You can download 446mb of clearly bad data.


Thanks for clarifying. The ELI5 on this is somewhat simpler: there isn't one yet, because it's the next step of the process (by design). Well-formed ballots are counted immediately after the deadline, then the updated voter rolls are made available to candidates. As you saw, the voter rolls include everything except how the ballot voted. Candidates can then dispute/contest ballots they believe are well-formed but invalid. For close races, they inevitably do.

This generally occurs over a week or two after the initial certification, on roughly the same schedule as the recount. We've seen this a few times already for early results and will see it more in the next few days. https://www.dos.pa.gov/VotingElections/OtherServicesEvents/V... and https://www.dos.pa.gov/VotingElections/OtherServicesEvents/V... have a bit more on this, though there's probably another PDF I can't readily find which defines the timeline to dispute/contest certain ballots.

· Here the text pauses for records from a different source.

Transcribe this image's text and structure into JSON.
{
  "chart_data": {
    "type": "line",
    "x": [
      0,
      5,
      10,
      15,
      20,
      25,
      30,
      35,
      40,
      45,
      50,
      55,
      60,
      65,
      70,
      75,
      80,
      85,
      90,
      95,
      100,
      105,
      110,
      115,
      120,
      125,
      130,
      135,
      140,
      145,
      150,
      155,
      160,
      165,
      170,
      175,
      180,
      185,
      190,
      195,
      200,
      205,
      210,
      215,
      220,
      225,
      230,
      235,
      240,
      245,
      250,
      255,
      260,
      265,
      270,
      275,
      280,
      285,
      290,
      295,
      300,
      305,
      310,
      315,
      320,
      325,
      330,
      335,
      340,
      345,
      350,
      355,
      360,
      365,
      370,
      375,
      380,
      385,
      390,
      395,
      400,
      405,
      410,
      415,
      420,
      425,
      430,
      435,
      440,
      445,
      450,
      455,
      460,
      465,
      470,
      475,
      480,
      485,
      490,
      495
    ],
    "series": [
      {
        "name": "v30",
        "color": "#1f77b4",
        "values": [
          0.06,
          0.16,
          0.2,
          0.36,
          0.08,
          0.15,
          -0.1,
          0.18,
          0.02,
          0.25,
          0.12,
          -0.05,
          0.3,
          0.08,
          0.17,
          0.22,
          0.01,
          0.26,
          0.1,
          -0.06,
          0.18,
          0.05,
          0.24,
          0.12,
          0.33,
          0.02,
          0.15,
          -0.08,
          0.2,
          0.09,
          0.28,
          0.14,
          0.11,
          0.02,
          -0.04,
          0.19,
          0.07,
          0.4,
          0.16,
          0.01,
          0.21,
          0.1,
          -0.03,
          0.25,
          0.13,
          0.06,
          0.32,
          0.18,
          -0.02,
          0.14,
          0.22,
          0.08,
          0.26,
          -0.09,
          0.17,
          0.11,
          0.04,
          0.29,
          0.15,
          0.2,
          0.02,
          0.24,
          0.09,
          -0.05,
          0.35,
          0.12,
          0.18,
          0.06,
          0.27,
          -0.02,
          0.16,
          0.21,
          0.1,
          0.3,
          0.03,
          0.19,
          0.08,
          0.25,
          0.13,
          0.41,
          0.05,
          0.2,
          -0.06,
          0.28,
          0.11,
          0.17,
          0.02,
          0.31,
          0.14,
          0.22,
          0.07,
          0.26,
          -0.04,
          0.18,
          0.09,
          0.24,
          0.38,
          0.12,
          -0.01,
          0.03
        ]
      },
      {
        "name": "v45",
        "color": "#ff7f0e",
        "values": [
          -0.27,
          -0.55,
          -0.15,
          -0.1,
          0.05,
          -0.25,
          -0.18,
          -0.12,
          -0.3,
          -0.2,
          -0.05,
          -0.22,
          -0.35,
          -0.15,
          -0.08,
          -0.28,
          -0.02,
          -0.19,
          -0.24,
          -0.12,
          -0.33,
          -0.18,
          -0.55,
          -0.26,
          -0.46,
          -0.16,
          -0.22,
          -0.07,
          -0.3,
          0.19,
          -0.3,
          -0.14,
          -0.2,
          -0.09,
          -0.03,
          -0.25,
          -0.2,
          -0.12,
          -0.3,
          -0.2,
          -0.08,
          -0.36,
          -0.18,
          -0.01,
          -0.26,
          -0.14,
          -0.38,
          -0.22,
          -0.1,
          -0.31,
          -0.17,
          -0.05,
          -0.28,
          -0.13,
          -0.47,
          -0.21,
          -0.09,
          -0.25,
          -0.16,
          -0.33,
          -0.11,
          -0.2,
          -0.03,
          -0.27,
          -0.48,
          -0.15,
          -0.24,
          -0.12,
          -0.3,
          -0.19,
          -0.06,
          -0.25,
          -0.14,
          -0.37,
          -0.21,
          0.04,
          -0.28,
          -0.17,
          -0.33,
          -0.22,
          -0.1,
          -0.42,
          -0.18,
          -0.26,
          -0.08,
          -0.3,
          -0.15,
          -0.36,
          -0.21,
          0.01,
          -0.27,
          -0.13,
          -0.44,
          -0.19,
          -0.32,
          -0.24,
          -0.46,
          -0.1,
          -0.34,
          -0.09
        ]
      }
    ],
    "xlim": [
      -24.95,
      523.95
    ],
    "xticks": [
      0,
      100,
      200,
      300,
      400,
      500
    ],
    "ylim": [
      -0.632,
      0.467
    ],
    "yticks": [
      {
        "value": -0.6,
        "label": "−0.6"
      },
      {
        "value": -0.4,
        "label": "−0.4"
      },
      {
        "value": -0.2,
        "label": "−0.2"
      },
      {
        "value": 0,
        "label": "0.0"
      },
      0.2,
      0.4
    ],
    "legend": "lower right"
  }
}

In practice this means that both parties' national organizations have teams running voters' names through public databases right now, looking for dispute-worthy ballots/voters. I've never been a part of a national race so I can't describe the details of that, but my guess is they use the same data brokers as debt collectors, plus some data brokers that are specific to voter rolls. l2political.com is the best known of the political databases (details: https://guides.nyu.edu/l2political).

So, the ELI5 is: it's the next step in the process between receiving ballots and final tabulation.

(Source: Have volunteered as a ballot-counting observer in Seattle, volunteered for a local City Council candidate's campaign, and am leading a campaign to change Seattle's voting method. I'm nowhere near an expert but do know a lot more about it than most people.)


I guess my question is that there are thousands of records here where someone with a birth date from the 1800s were accepted, sent a ballot, then noted as received.

Why would they have been accepted to begin with?